Lewis McAdory Branscomb was born on August 17, 1926 in Asheville, NC, to Harvie and Margaret (Vaughan) Branscomb. His father was dean of the school of theology and library director of Duke University and then chancellor of Vanderbilt University in Nashville. His mother oversaw the planting of magnolia trees on the Vanderbilt campus and was memorialized there with a statue.
A promising student from an early age, Lewis dropped out of high school and received accelerated training at Duke as part of a naval program to train future scientists.
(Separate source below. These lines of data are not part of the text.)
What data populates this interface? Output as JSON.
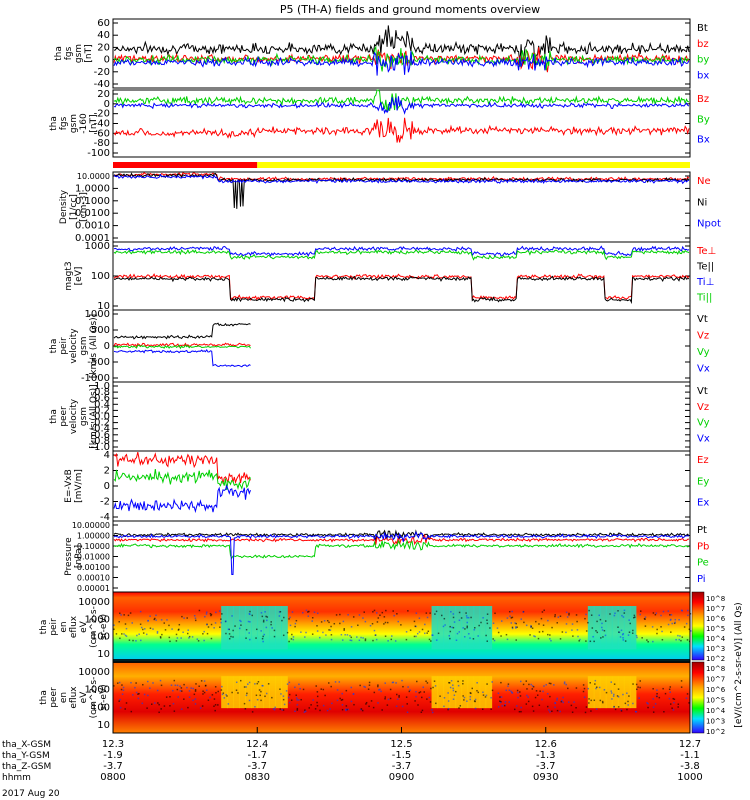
{
  "title": "P5 (TH-A) fields and ground moments overview",
  "colors": {
    "black": "#000000",
    "red": "#ff0000",
    "green": "#00d000",
    "blue": "#0000ff",
    "yellow": "#ffff00"
  },
  "x_axis": {
    "time_labels": [
      "0800",
      "0830",
      "0900",
      "0930",
      "1000"
    ],
    "rows": [
      {
        "name": "tha_X-GSM",
        "values": [
          "12.3",
          "12.4",
          "12.5",
          "12.6",
          "12.7"
        ]
      },
      {
        "name": "tha_Y-GSM",
        "values": [
          "-1.9",
          "-1.7",
          "-1.5",
          "-1.3",
          "-1.1"
        ]
      },
      {
        "name": "tha_Z-GSM",
        "values": [
          "-3.7",
          "-3.7",
          "-3.7",
          "-3.7",
          "-3.8"
        ]
      },
      {
        "name": "hhmm",
        "values": [
          "0800",
          "0830",
          "0900",
          "0930",
          "1000"
        ]
      }
    ],
    "date": "2017 Aug 20"
  },
  "mode_bar": {
    "red_until": 0.25,
    "yellow_after": 0.25
  },
  "colorbar": {
    "label": "[eV/(cm^2-s-sr-eV)] (All Qs)",
    "ticks_top": [
      "10^8",
      "10^7",
      "10^6",
      "10^5",
      "10^4",
      "10^3",
      "10^2"
    ],
    "ticks_bottom": [
      "10^8",
      "10^7",
      "10^6",
      "10^5",
      "10^4",
      "10^3",
      "10^2"
    ]
  },
  "chart_data": [
    {
      "type": "line",
      "ylabel": [
        "tha",
        "fgs",
        "gsm",
        "[nT]"
      ],
      "ytick_labels": [
        "60",
        "40",
        "20",
        "0",
        "-20",
        "-40"
      ],
      "ylim": [
        -45,
        65
      ],
      "series": [
        {
          "name": "Bt",
          "color": "black",
          "level": 18,
          "noise": 4
        },
        {
          "name": "bz",
          "color": "red",
          "level": 2,
          "noise": 3
        },
        {
          "name": "by",
          "color": "green",
          "level": 0,
          "noise": 3
        },
        {
          "name": "bx",
          "color": "blue",
          "level": -4,
          "noise": 3
        }
      ]
    },
    {
      "type": "line",
      "ylabel": [
        "tha",
        "fgs",
        "gsm",
        "-160",
        "[nT]"
      ],
      "ytick_labels": [
        "20",
        "0",
        "-20",
        "-40",
        "-60",
        "-80",
        "-100"
      ],
      "ylim": [
        -110,
        30
      ],
      "series": [
        {
          "name": "Bz",
          "color": "red",
          "level": -55,
          "noise": 5
        },
        {
          "name": "By",
          "color": "green",
          "level": 8,
          "noise": 5
        },
        {
          "name": "Bx",
          "color": "blue",
          "level": -2,
          "noise": 3
        }
      ]
    },
    {
      "type": "line",
      "ylabel": [
        "Density",
        "[1/cc]",
        "[cm-3]"
      ],
      "log": true,
      "ytick_labels": [
        "10.0000",
        "1.0000",
        "0.1000",
        "0.0100",
        "0.0010",
        "0.0001"
      ],
      "ylim": [
        0.0001,
        20
      ],
      "series": [
        {
          "name": "Ne",
          "color": "red"
        },
        {
          "name": "Ni",
          "color": "black"
        },
        {
          "name": "Npot",
          "color": "blue"
        }
      ]
    },
    {
      "type": "line",
      "ylabel": [
        "magt3",
        "[eV]"
      ],
      "log": true,
      "ytick_labels": [
        "1000",
        "100",
        "10"
      ],
      "ylim": [
        5,
        5000
      ],
      "series": [
        {
          "name": "Te⊥",
          "color": "red"
        },
        {
          "name": "Te||",
          "color": "black"
        },
        {
          "name": "Ti⊥",
          "color": "blue"
        },
        {
          "name": "Ti||",
          "color": "green"
        }
      ]
    },
    {
      "type": "line",
      "ylabel": [
        "tha",
        "peir",
        "velocity",
        "gsm",
        "[km/s (All Qs)]"
      ],
      "ytick_labels": [
        "1000",
        "500",
        "0",
        "-500",
        "-1000"
      ],
      "ylim": [
        -1000,
        1000
      ],
      "series": [
        {
          "name": "Vt",
          "color": "black"
        },
        {
          "name": "Vz",
          "color": "red"
        },
        {
          "name": "Vy",
          "color": "green"
        },
        {
          "name": "Vx",
          "color": "blue"
        }
      ]
    },
    {
      "type": "line",
      "ylabel": [
        "tha",
        "peer",
        "velocity",
        "gsm",
        "[km/s (All Qs)]"
      ],
      "ytick_labels": [
        "1.0",
        "0.8",
        "0.6",
        "0.4",
        "0.2",
        "0.0",
        "-0.2",
        "-0.4",
        "-0.6",
        "-0.8",
        "-1.0"
      ],
      "ylim": [
        -1,
        1
      ],
      "series": [
        {
          "name": "Vt",
          "color": "black"
        },
        {
          "name": "Vz",
          "color": "red"
        },
        {
          "name": "Vy",
          "color": "green"
        },
        {
          "name": "Vx",
          "color": "blue"
        }
      ]
    },
    {
      "type": "line",
      "ylabel": [
        "E=-VxB",
        "[mV/m]"
      ],
      "ytick_labels": [
        "4",
        "2",
        "0",
        "-2",
        "-4"
      ],
      "ylim": [
        -4,
        4
      ],
      "series": [
        {
          "name": "Ez",
          "color": "red"
        },
        {
          "name": "Ey",
          "color": "green"
        },
        {
          "name": "Ex",
          "color": "blue"
        }
      ]
    },
    {
      "type": "line",
      "ylabel": [
        "Pressure",
        "[nPa]"
      ],
      "log": true,
      "ytick_labels": [
        "10.00000",
        "1.00000",
        "0.10000",
        "0.01000",
        "0.00100",
        "0.00010",
        "0.00001"
      ],
      "ylim": [
        1e-05,
        10
      ],
      "series": [
        {
          "name": "Pt",
          "color": "black"
        },
        {
          "name": "Pb",
          "color": "red"
        },
        {
          "name": "Pe",
          "color": "green"
        },
        {
          "name": "Pi",
          "color": "blue"
        }
      ]
    },
    {
      "type": "heatmap",
      "ylabel": [
        "tha",
        "peir",
        "en",
        "eflux",
        "eV",
        "(cm^2-s-",
        "sr-eV)"
      ],
      "ytick_labels": [
        "10000",
        "1000",
        "100",
        "10"
      ]
    },
    {
      "type": "heatmap",
      "ylabel": [
        "tha",
        "peer",
        "en",
        "eflux",
        "eV",
        "(cm^2-s-",
        "sr-eV)"
      ],
      "ytick_labels": [
        "10000",
        "1000",
        "100",
        "10"
      ]
    }
  ]
}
He earned a bachelor’s degree in physics at age 19 and then served as an officer in the Naval Reserve. He left the Navy in 1946 to enroll at Harvard, where he received his master’s degree a year later and his doctorate in 1949.
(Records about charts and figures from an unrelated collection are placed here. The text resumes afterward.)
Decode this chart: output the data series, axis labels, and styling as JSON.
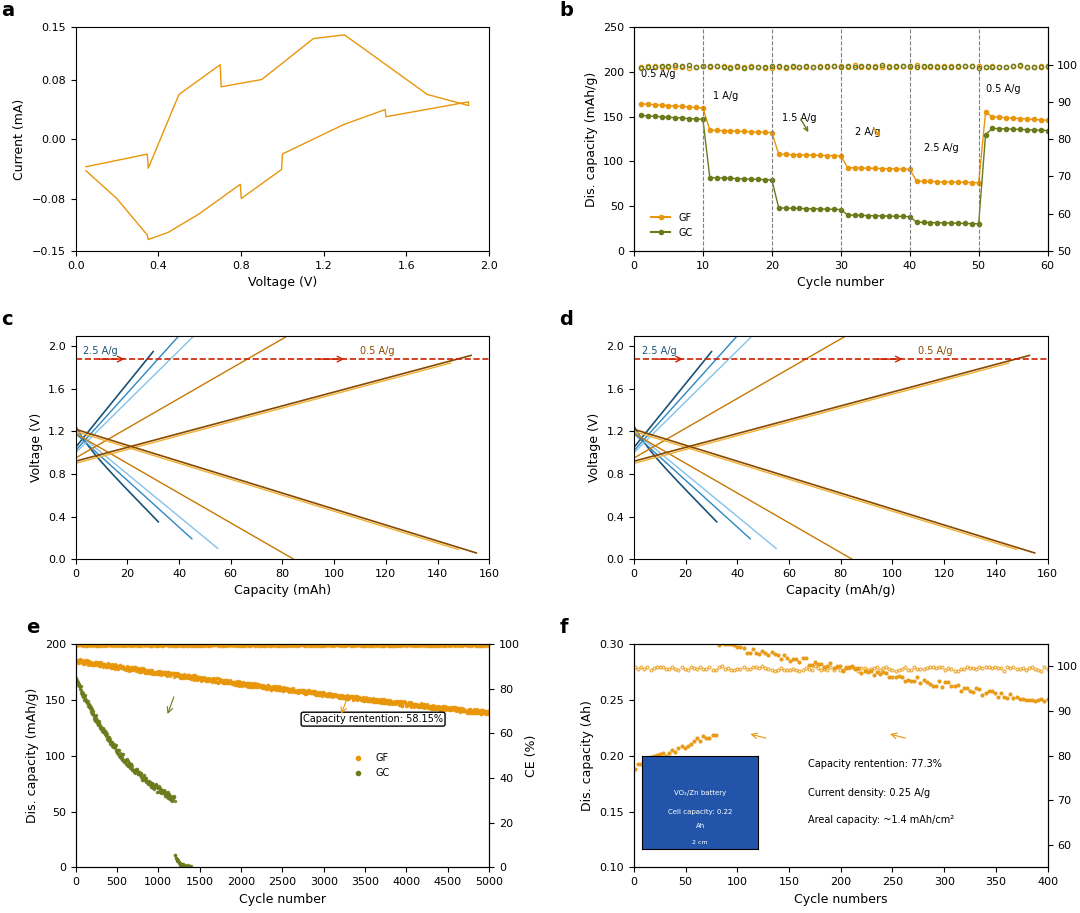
{
  "colors": {
    "orange": "#E8960A",
    "dark_olive": "#6B7A1A",
    "blue_dark": "#1A5276",
    "blue_mid": "#2E86C1",
    "blue_light": "#85C1E9",
    "orange_dark": "#884A00",
    "orange_mid": "#C87800",
    "orange_light": "#F0B030",
    "red_dashed": "#CC2200",
    "ce_open_orange": "#E8960A",
    "ce_open_olive": "#6B7A1A"
  },
  "panel_labels": [
    "a",
    "b",
    "c",
    "d",
    "e",
    "f"
  ],
  "panel_label_fontsize": 14,
  "axis_label_fontsize": 9,
  "tick_fontsize": 8,
  "annotation_fontsize": 8,
  "background_color": "#ffffff"
}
In 1951 dr. Branscomb a research physicist who studied the structure and spectra of molecular and atomic negative ions for the National Bureau of Standards, a division of the Department of Commerce and one of the oldest federal natural sciences research laboratories.
In the early 1960s, he moved from Washington to Boulder, Col., where he helped found the Joint Institute for Laboratory Astrophysics, now known as JILA, a collaboration between the Bureau of Standards and the University of Colorado that sought to advance astrophysical research. Later he was president of the institute.
In the mid-1960s, he joined President Johnson’s scientific advisory committee as the Apollo program prepared to land astronauts on the moon in 1969. That year, President Nixon appointed him director of the Bureau of Standards, a position he he held until he left for England. IBM in 1972.
He was IBM’s chief scientist until 1986, when the company made components for the space shuttle, built computer mainframes, and entered the personal computer market against competitors like Apple and Tandy.
In 1980 dr. Branscomb is the chairman of the National Science Board, which sets National Science Foundation policy and advises Congress and the President. He held that position until 1984.
Dr. Branscomb left IBM to become a professor and director of the Science, Technology and Public Policy Program at Harvard’s John F. Kennedy School of Government. He also served on the boards of directors of companies such as Mobil and General Foods.
Books he wrote and edited include “Empowering Technology: Implementing a US Policy” (1993) and “Making the Nation Safer: The Role of Science and Technology in Countering Terrorism” (2002, with Richard Klausner and others).
Dr. Branscomb married Margaret Anne Wells, a lawyer and computer communications expert, in the early 1950s. She died in 1997.
In 2005, he married Constance Hammond Mullin, with whom he lived for many years in the La Jolla neighborhood of San Diego. She survives him.
In addition to his wife and son, his survivors include a daughter, KC Kelley; three stepchildren, Stephen J. Mullin, Keith Mullin, and Laura Thompson; and a granddaughter.
In the foreword to “Confessions of a Technophile,” Dr. Branscomb described himself as an “incurable optimist” who was “driven all my life by the deep conviction that good prospects for humanity depend on the judicious and creative use of technology.”
He added in a footnote that he was an optimist not by logic but “by assertion.”